Open Access

Computational prediction of membrane-tethered transcription factors

Genome Biology20012:research0050.1

DOI: 10.1186/gb-2001-2-12-research0050

Received: 5 October 2001

Accepted: 15 October 2001

Published: 14 November 2001

Abstract

Background

Sequestration of transcription factors in the membrane is emerging as an important mechanism for the regulation of gene expression. A handful of membrane-spanning transcription factors has been previously identified whose access to the nucleus is regulated by proteolytic cleavage from the membrane. To investigate the existence of other transmembrane transcription factors, we analyzed computationally all proteins in SWISS-PROT/TrEMBL for the combined presence of a DNA-binding domain and a transmembrane segment.

Results

Using Pfam hidden Markov models and four transmembrane-prediction programs, we identified with high confidence 76 membrane-spanning transcription factors in SWISS-PROT/TrEMBL. Analysis of the distribution of two proteins predicted by our method, MTJ1 and DMRT2, confirmed their localization to intracellular membrane compartments. Furthermore, elimination of the predicted transmembrane segment led to nuclear localization for each of these proteins.

Conclusions

Our analysis uncovered a wealth of predicted membrane-spanning transcription factors that are structurally and taxonomically diverse, 56 of which lack experimental annotation. Seventy-five of the proteins are modular in structure, suggesting that a single proteolysis may be sufficient to liberate a DNA-binding domain from the membrane. This study provides grounds for investigations into the stimuli and mechanisms that release this intriguing class of transcription factors from membranes.

Background

A critical step in regulating many transcriptional responses is the import of transcription factors from the cytosol to the nucleus. Many transcription factors are held outside the nucleus in a complex with cytosolic proteins or with membrane receptors, and translocate to the nucleus in response to various stimuli [1]. Alternatively, transcription factors may be inserted directly into the membrane, thereby preventing their access to the nucleus. A handful of such proteins has been shown to be released from membranes by a process known as regulated intramembrane proteolysis (RIP) [2]. This process is best understood for SREBP-1 and SREBP-2, two basic leucine zipper (bZIP) transcription factors that normally reside in the membrane of the endoplasmic reticulum and Golgi apparatus. When cellular sterol levels dip, SREBPs are liberated from the membrane in a two-step mechanism involving the action of Site-1 protease, a site-specific protease that cleaves the protein within the Golgi lumen, followed by Site-2 protease, an integral membrane protease, that cleaves a membrane-spanning helix. Once liberated from the membrane, transport to the nucleus enables these transcription factors to initiate expression of genes involved in cholesterol uptake and biosynthesis [2].

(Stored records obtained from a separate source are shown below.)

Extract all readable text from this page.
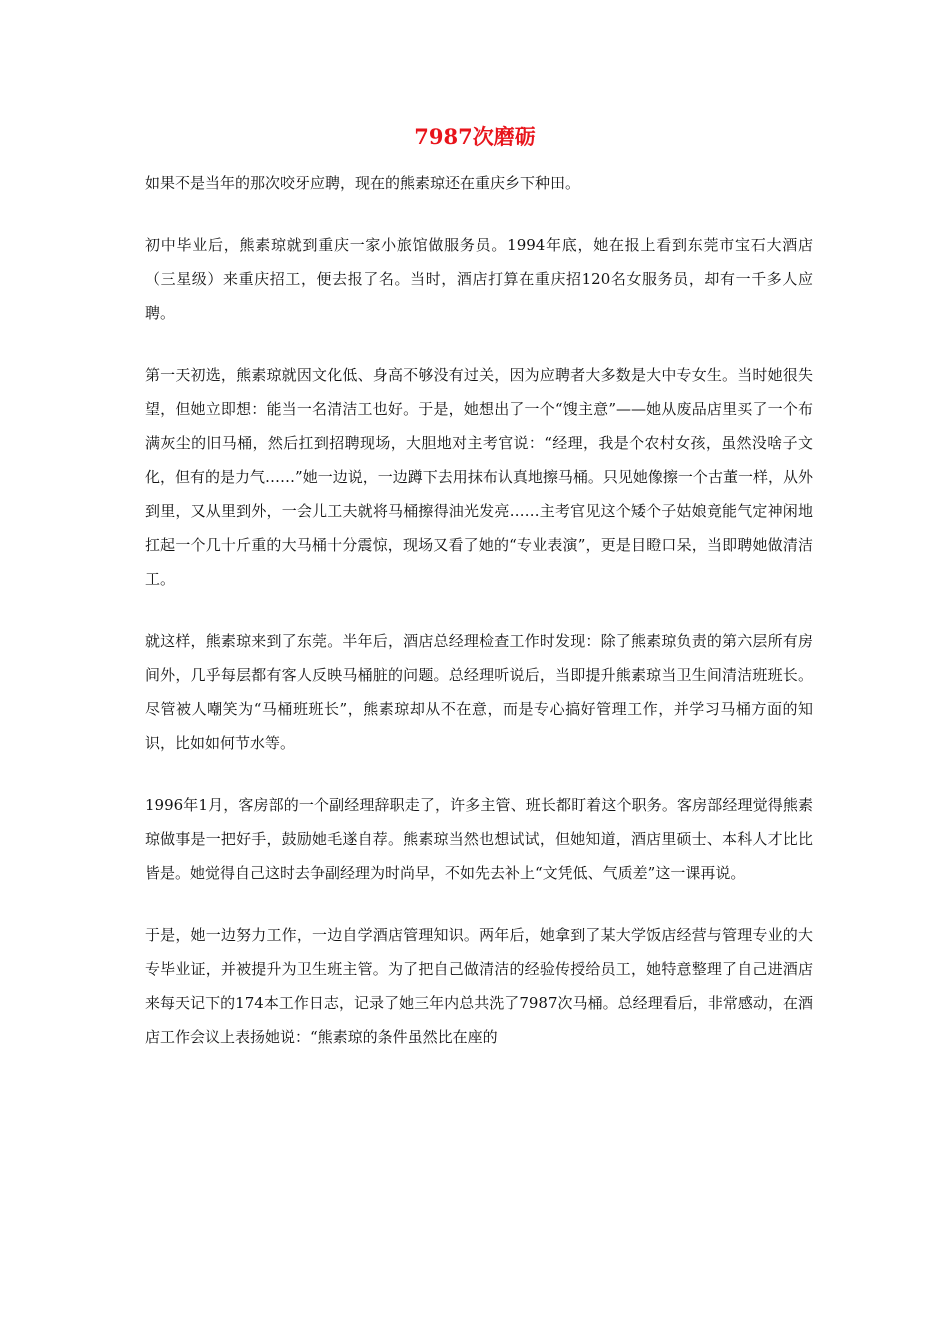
7987次磨砺

如果不是当年的那次咬牙应聘，现在的熊素琼还在重庆乡下种田。

初中毕业后，熊素琼就到重庆一家小旅馆做服务员。1994年底，她在报上看到东莞市宝石大酒店（三星级）来重庆招工，便去报了名。当时，酒店打算在重庆招120名女服务员，却有一千多人应聘。

第一天初选，熊素琼就因文化低、身高不够没有过关，因为应聘者大多数是大中专女生。当时她很失望，但她立即想：能当一名清洁工也好。于是，她想出了一个“馊主意”——她从废品店里买了一个布满灰尘的旧马桶，然后扛到招聘现场，大胆地对主考官说：“经理，我是个农村女孩，虽然没啥子文化，但有的是力气……”她一边说，一边蹲下去用抹布认真地擦马桶。只见她像擦一个古董一样，从外到里，又从里到外，一会儿工夫就将马桶擦得油光发亮……主考官见这个矮个子姑娘竟能气定神闲地扛起一个几十斤重的大马桶十分震惊，现场又看了她的“专业表演”，更是目瞪口呆，当即聘她做清洁工。

就这样，熊素琼来到了东莞。半年后，酒店总经理检查工作时发现：除了熊素琼负责的第六层所有房间外，几乎每层都有客人反映马桶脏的问题。总经理听说后，当即提升熊素琼当卫生间清洁班班长。尽管被人嘲笑为“马桶班班长”，熊素琼却从不在意，而是专心搞好管理工作，并学习马桶方面的知识，比如如何节水等。

1996年1月，客房部的一个副经理辞职走了，许多主管、班长都盯着这个职务。客房部经理觉得熊素琼做事是一把好手，鼓励她毛遂自荐。熊素琼当然也想试试，但她知道，酒店里硕士、本科人才比比皆是。她觉得自己这时去争副经理为时尚早，不如先去补上“文凭低、气质差”这一课再说。

于是，她一边努力工作，一边自学酒店管理知识。两年后，她拿到了某大学饭店经营与管理专业的大专毕业证，并被提升为卫生班主管。为了把自己做清洁的经验传授给员工，她特意整理了自己进酒店来每天记下的174本工作日志，记录了她三年内总共洗了7987次马桶。总经理看后，非常感动，在酒店工作会议上表扬她说：“熊素琼的条件虽然比在座的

Several more examples of membrane-tethered transcriptional regulators have recently been identified by biochemical means, notably ATF6 [3], G13 [4], CadC [5], ToxR [6], Lzip (Luman [7]), Notch [8] and SPT23 [9]. All appear to undergo proteolytic cleavages to release a fragment that is targeted to DNA or the nucleus, but may use different proteases. For example, ATF6 uses the same proteolytic machinery, as do SREBPs [10], whereas Notch is cleaved by different proteases [11]. Tumor necrosis factor (TNFα)-converting enzyme catalyzes the cleavage of the extracellular domain of Notch, followed by presenilin/gamma-secretase-like activity to liberate the intracellular fragment [12]. Thus, the release of some membrane-bound nuclear proteins involves regulated cleavages in the lumenal or extracellular space, followed by a cleavage by an integral membrane protease to release an active fragment.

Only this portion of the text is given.